Create local array dynamic inside OpenCL kernel

jbatista picture jbatista · Jul 10, 2013 · Viewed 10.2k times · Source

I have a OpenCL kernel that needs to process a array as multiple arrays where each sub-array sum is saved in a local cache array.

For example, imagine the fowling array:

[[1, 2, 3, 4], [10, 30, 1, 23]]
  • Each work-group gets a array (in the exemple we have 2 work-groups);
  • Each work-item process two array indexes (for example multiply the value index the local_id), where the work-item result is saved in a work-group shared array.

    __kernel void test(__global int **values, __global int *result, const int array_size){
        __local int cache[array_size];
    
        // initialise
        if (get_local_id(0) == 0){
            for (int i = 0; i < array_size; i++)
                cache[i] = 0;
        }
    
        barrier (CLK_LOCAL_MEM_FENCE);
    
        if(get_global_id(0) < 4){
            for (int i = 0; i<2; i++)
                cache[get_local_id(0)] += values[get_group_id(0)][i] * 
                                                             get_local_id(0);
        }
    
        barrier (CLK_LOCAL_MEM_FENCE);
    
        if(get_local_id(0) == 0){
            for (int i = 0; i<array_size; i++)
                result[get_group_id(0)] += cache[i];
        }
    }
    

The problem is that I can not define the cache array size by using a kernel parameter, but i need to in order to have a dynamic kernel.
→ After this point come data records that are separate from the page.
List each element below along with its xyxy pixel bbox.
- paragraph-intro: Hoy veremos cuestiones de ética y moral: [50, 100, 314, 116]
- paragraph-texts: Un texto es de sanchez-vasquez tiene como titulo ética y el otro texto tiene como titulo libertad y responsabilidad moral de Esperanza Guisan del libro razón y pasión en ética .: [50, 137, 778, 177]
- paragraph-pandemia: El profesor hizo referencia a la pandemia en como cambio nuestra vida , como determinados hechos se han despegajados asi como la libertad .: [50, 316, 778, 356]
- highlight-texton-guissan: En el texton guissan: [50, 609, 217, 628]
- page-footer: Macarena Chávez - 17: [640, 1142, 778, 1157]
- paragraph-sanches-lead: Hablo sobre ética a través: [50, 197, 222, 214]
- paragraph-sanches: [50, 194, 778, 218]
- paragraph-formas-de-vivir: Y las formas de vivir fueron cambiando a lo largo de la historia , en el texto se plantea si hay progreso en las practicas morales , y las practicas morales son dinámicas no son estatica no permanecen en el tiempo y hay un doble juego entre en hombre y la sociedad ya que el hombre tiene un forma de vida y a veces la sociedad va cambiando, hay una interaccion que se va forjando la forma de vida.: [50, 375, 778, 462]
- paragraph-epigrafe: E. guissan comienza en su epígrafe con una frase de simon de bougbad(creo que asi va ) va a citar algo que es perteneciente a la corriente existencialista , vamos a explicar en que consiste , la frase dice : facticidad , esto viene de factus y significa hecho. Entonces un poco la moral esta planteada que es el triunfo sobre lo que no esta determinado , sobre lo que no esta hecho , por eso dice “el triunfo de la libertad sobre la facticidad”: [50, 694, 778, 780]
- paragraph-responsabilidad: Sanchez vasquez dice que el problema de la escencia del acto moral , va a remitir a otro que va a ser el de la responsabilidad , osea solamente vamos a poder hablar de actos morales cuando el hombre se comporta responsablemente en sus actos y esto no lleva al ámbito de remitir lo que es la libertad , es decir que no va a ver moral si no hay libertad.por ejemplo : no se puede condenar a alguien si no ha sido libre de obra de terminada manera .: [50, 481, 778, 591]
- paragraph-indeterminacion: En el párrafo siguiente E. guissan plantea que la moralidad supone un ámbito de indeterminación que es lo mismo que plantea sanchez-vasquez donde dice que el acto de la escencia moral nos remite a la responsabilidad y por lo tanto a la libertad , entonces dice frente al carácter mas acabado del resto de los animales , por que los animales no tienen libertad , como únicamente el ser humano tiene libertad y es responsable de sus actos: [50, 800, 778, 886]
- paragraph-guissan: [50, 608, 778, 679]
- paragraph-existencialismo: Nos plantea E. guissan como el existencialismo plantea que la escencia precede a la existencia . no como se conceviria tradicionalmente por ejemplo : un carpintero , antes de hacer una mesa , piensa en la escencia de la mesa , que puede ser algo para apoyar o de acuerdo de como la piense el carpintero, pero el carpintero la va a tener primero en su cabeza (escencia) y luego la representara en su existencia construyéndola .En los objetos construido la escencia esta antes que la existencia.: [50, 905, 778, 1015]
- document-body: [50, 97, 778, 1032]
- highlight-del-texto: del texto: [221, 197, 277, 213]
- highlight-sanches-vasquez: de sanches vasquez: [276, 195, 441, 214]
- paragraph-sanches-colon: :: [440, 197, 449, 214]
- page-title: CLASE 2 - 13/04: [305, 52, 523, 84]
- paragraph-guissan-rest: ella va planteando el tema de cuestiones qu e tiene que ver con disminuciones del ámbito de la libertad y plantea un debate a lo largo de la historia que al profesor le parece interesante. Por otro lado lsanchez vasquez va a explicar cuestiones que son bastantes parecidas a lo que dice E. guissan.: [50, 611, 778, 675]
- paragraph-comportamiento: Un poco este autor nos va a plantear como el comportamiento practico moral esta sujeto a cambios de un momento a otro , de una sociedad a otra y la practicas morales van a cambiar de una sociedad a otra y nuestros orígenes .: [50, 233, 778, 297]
How can I create it dynamically? like malloc function in c...

Or the only solution available is to send a temp array to my kernel function?

Answer

Dmitry Shkuropatsky picture Dmitry Shkuropatsky · Jul 10, 2013

This can be achieved by adding __local array as a kernel parameter:

__kernel void test(__global int **values, __global int *result, 
    const int array_size, __local int * cache)

and providing desired size of the kernel parameter:

clSetKernelArg(kernel, 3, array_size*sizeof(int), NULL);

The local memory will be allocated upon the kernel invocation. Note, that extra checks may be necessary to ensure that required local memory size does not exceed the device limit.